Eventually, though, COVID-19 will be back. Some influential voices in the Ministry of Health are already thinking about the need for another booster dose, possibly a yearly campaign similar to the flu shot. But boosters won’t be, and can’t be, the final word on the coronavirus. Rapid home testing,now used to keep schools out of Bidud, can help control the spread of the virus more generally. The hope is that ventilation, better therapeutic drugs and some seasonal NPIs can all combine to enable an enduring return to something resembling normal life.

From a structural perspective, only three broad approaches to the pandemic were available: Prevention, Management, and Cure. The last has a certain resonance in the self-styled “Start-Up Nation”; Israel’s biotechnology sector might have fancied its chances of devising a lasting remedy for COVID-19. But therapeutics take time, and Israel’s drug expertise is more in cheap biosimilars rather than innovative pharmaceutical therapies. Powerful treatments for COVID-19 are coming, from Pfizer, Merck… but not from Israel.

Back in spring 2020, it looked like Israel had opted for prevention. A strict and early lockdown reduced coronavirus cases to almost zero. A couple more weeks of major NPIs and strong border controls like in Australia and New Zealand could, perhaps, have brought Israel to “COVID Zero.” But that approach was never viable either; Israel is not New Zealand, and Israelis would never be comfortable pulling up the drawbridge and sealing the country off indefinitely from the rest of the world.

And so Israel, like every other country, has ended up in a game of management; a game that pitted Arab against Jew, secular against Haredi, residents against tourists, bar owners against Balfour protesters. Luckily for everybody, it was always someone else’s fault.

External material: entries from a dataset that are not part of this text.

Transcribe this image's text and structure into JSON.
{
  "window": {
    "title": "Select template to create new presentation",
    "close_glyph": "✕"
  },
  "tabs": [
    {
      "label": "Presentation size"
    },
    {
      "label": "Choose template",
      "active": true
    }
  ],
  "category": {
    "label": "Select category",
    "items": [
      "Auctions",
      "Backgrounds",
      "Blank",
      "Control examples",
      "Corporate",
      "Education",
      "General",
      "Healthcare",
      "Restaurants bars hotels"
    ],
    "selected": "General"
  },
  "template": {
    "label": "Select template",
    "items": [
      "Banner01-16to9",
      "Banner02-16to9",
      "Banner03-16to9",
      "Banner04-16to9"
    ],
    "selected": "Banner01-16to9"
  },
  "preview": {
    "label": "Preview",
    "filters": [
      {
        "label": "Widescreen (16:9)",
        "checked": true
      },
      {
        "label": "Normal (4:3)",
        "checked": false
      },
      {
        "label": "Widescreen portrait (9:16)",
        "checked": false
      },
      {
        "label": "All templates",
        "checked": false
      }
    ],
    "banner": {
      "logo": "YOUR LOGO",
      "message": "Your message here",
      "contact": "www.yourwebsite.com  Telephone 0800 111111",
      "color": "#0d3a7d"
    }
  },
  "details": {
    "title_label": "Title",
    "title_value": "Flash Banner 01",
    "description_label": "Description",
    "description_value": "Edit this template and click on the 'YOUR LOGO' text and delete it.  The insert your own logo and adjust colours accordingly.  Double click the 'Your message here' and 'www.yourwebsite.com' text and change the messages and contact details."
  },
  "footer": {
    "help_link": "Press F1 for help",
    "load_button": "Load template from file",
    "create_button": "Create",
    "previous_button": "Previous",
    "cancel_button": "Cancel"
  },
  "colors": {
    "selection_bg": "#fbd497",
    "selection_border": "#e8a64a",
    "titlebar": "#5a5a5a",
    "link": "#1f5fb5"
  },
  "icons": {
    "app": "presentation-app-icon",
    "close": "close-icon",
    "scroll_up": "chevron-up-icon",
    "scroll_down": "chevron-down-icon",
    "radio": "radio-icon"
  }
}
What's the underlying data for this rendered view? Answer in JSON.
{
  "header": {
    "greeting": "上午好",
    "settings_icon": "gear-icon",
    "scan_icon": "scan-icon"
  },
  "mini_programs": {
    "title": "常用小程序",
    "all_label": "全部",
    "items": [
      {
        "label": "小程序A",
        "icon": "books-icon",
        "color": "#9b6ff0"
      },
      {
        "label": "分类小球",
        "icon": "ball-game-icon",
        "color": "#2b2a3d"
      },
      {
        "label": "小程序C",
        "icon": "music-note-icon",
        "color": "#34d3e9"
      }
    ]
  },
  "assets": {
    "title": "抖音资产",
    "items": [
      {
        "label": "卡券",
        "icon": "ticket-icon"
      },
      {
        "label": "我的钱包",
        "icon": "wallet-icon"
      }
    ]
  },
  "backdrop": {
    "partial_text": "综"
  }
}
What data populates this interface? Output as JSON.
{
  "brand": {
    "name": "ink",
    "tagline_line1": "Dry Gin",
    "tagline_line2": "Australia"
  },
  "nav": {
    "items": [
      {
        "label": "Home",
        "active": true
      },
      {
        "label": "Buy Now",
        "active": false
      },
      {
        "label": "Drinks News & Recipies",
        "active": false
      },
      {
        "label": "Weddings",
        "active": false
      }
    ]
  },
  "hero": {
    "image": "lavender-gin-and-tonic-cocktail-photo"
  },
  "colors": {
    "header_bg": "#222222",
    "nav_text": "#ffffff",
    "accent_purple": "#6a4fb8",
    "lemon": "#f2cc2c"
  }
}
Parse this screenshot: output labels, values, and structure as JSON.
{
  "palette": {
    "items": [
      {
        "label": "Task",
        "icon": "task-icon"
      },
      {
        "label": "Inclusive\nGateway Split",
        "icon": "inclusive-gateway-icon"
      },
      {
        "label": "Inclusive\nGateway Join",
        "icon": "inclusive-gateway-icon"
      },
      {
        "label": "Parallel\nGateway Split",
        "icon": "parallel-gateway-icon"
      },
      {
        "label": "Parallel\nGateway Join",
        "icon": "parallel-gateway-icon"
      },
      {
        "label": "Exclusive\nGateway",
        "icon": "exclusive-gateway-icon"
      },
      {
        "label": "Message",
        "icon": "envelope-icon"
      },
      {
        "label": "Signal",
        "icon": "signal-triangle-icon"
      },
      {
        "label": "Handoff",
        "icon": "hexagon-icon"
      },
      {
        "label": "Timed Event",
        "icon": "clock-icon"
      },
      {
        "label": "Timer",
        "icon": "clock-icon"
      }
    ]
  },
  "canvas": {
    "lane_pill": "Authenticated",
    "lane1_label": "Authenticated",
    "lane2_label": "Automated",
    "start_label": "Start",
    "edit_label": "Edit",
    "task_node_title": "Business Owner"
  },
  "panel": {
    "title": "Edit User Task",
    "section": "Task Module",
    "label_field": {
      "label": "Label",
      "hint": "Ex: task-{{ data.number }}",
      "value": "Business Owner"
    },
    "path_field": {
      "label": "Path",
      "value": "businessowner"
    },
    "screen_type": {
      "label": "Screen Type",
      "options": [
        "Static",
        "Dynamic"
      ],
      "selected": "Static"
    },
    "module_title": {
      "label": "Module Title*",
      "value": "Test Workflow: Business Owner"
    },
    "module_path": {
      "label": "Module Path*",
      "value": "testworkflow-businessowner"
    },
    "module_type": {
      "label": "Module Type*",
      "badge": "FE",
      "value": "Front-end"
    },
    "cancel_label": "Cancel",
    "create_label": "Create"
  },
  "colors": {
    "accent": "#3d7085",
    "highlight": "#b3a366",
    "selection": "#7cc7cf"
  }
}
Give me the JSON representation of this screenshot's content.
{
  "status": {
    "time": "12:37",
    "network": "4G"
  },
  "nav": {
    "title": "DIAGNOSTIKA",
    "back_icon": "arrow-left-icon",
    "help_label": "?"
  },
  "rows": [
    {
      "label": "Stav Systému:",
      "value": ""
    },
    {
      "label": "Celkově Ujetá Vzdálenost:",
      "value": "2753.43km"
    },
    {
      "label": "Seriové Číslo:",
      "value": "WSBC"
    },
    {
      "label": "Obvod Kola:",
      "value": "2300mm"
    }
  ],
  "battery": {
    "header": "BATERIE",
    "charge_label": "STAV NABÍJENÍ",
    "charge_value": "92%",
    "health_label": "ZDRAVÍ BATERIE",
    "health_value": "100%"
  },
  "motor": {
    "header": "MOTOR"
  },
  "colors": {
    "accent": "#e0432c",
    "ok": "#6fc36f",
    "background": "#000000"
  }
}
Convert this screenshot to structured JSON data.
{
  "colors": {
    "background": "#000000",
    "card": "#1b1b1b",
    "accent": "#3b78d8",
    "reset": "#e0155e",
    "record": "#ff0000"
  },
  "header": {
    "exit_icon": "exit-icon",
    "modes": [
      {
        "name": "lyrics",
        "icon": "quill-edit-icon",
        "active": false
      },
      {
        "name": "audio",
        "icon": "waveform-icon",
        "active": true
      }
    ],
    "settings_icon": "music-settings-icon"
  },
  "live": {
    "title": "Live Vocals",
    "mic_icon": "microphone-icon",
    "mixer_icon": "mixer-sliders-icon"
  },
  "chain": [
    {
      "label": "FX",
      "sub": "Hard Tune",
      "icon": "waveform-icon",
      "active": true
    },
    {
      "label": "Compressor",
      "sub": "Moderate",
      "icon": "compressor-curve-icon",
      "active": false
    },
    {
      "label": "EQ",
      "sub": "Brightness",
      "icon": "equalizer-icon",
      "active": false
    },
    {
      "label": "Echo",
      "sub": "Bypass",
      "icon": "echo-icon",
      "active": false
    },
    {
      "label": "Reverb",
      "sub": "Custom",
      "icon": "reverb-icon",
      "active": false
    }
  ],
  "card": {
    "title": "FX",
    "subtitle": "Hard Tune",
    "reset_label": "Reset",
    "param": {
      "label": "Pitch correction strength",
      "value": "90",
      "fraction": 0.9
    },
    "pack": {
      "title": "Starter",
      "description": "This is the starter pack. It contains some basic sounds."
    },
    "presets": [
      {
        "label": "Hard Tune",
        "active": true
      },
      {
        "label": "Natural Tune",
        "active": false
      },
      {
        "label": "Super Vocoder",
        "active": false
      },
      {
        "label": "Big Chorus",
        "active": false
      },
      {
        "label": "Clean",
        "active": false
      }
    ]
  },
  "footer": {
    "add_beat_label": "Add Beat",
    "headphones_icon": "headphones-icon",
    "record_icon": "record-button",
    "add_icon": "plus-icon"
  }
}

Vaccines have added just enough background prevention to allow Israel’s management of the pandemic to maintain some kind of equilibrium; an equilibrium that has periods of calm punctuated by waves of crisis, necessitating rushed and dramatic activity (lockdowns, boosters) to try and restore the fragile and temporary quiet until the next wave hits.

And maybe that, at its core, is the true contemporary Israeli doctrine. Israel tries grand prevention strategies, from early mass vaccination to unilateral disengagement from the Gaza Strip, but in real life things are more complicated. So, as with Hamas rockets from Gaza, settler violence in the West Bank, gang warfare in Arab communities and even the limbo of the Occupation itself, neither an annexation nor a Palestinian state — as with all of these, the Israeli doctrine is eternal management, doing just enough to get through the crisis but never enough to break the cycle.

But COVID-19 is here to stay, forever. The cycle can’t be broken. So perhaps the Israeli doctrine is, in the long term, the only possible approach to the pandemic: managing the waves with reactive measures, living with the uncertainty, ignoring the danger in the quiet times, and getting on with our lives despite it all.